One of the downsides of a metal piccolo is that it can sound shrill. If you want to play piccolo in an orchestra or a similar setting, you may want to go with a plastic piccolo.
Whether you play a composite or a regular plastic instrument, it will sound warmer and a bit more mellow than metal. That can be nice if you want to take the piccolo seriously and play it many places.
It’s also useful for playing as a soloist or in a chamber group. You can still stand out, but you won’t have to worry about keeping your tone from being too bright.
It’s also easier to blend with other instruments when you play a plastic piccolo, or it has been in my experience. In an orchestra, the piccolo often doubles the violins, oboes, and even the brass.
You need to be able to blend your sound into the sounds of those other instruments. And if you don’t it will be clear that you’re probably the player with the issue.
Being able to blend with the flutes is also important in orchestra, band, and flute choir. And having a plastic instrument can make that blending much easier.
You may come to a point where you want an even warmer sound.

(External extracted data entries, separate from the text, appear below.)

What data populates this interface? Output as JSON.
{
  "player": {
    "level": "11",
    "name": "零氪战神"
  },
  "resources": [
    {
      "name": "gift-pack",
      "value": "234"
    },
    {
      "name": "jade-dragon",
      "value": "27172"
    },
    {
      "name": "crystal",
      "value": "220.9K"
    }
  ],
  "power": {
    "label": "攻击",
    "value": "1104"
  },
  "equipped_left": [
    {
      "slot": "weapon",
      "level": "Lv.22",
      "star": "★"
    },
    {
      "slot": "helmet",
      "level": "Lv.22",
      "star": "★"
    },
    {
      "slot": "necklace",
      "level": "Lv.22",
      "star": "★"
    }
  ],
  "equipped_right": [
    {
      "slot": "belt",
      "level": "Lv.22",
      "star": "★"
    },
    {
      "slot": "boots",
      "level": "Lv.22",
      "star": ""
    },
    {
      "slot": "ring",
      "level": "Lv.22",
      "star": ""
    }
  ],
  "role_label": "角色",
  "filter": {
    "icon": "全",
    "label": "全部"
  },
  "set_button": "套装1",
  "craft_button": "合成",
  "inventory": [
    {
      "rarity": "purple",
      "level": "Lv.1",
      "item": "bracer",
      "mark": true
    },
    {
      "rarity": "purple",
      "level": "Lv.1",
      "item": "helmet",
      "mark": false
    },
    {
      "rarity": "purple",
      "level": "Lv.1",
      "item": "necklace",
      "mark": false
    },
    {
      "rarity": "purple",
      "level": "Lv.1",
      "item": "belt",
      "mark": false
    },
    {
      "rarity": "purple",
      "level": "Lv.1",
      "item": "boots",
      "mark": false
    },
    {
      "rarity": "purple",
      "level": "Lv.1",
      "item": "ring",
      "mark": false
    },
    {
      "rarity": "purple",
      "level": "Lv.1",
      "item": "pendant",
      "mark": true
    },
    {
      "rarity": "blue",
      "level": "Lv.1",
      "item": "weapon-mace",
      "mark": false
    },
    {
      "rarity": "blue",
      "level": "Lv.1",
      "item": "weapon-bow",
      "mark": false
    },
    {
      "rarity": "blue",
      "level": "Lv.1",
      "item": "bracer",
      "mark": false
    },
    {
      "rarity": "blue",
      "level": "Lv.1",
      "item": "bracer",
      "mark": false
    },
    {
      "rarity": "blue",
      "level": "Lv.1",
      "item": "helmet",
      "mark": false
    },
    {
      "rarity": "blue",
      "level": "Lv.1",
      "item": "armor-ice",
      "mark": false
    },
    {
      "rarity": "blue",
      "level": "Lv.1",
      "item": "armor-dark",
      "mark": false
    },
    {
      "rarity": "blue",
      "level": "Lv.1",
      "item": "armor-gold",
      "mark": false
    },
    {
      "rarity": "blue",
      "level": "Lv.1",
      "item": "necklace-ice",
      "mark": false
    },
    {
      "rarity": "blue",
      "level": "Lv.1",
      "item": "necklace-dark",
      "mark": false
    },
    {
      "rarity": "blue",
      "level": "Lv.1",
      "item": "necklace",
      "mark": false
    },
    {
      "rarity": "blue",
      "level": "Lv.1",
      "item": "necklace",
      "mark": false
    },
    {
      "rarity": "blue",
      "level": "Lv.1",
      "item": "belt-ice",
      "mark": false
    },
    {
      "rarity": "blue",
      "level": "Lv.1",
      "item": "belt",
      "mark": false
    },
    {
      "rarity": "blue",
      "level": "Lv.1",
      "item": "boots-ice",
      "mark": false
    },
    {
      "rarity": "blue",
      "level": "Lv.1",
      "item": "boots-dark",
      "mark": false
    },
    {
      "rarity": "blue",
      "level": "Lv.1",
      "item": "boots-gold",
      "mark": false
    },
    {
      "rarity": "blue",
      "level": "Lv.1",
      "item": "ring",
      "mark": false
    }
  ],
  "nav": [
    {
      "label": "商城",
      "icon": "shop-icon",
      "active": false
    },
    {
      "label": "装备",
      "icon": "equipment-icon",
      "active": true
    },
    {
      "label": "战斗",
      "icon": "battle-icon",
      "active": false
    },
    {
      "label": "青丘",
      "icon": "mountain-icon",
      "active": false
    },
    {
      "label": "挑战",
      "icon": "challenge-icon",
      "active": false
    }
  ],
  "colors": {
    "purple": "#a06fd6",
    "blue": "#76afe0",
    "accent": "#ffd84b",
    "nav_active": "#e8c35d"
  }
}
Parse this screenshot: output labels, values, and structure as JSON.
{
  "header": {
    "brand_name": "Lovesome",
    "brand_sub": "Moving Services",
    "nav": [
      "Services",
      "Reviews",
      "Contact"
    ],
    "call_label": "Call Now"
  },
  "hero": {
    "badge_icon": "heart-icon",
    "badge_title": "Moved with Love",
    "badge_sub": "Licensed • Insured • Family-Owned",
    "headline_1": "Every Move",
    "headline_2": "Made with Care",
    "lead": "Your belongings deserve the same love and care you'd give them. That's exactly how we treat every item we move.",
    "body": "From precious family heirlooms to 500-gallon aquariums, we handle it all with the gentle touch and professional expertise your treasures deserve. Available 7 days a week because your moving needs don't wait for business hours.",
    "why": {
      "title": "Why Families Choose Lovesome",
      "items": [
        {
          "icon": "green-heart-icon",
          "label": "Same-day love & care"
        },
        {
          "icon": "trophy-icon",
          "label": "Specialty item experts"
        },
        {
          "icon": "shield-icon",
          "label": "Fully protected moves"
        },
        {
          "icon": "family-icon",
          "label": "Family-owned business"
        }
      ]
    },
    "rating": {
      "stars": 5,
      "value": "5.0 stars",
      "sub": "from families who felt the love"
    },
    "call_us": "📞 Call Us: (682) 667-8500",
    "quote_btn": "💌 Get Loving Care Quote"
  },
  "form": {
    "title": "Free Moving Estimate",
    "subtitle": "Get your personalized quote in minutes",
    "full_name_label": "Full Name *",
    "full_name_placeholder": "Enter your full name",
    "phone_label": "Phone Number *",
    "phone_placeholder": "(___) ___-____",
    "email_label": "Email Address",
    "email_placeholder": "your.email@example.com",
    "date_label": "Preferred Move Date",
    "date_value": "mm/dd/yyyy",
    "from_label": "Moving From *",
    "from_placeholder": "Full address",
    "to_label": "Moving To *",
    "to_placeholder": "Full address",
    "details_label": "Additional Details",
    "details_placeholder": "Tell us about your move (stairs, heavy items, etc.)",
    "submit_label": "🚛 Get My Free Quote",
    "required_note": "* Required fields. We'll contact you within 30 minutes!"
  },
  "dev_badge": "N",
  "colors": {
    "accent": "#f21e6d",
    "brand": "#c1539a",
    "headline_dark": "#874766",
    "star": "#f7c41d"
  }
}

If you can’t afford to buy a wood piccolo, you can get a wood headjoint to get some of the benefits of wood.
And you’ll be able to learn how to take care of the wood headjoint to keep the wood from cracking. Plus, you can still use your plastic headjoint if you ever need to play piccolo outside.
Upgrading the headjoint of a metal piccolo is almost unheard of. I know a few players who have upgraded their headjoints for a plastic or wood instrument but not metal.
Combine Metal and Plastic
A lot of student models don’t make you choose between a metal vs. plastic piccolo. Instead, they have a metal headjoint, which can make the transition from flute to piccolo a bit easier.
The body is plastic, though, so you can get some of the warmer tone colors. Then, you can learn the piccolo without as much of an issue, and you can play the instrument indoors and outdoors.
Metal vs. Plastic Piccolo: Which Is Right for You?
Before you buy your first or next piccolo, you should compare metal vs. plastic models. Then, you’ll be able to choose the piccolo that meets your needs and goals.
I’d recommend trying a few models with each set of specs. I could suggest models all day long, but what I like may not be the right fit for you.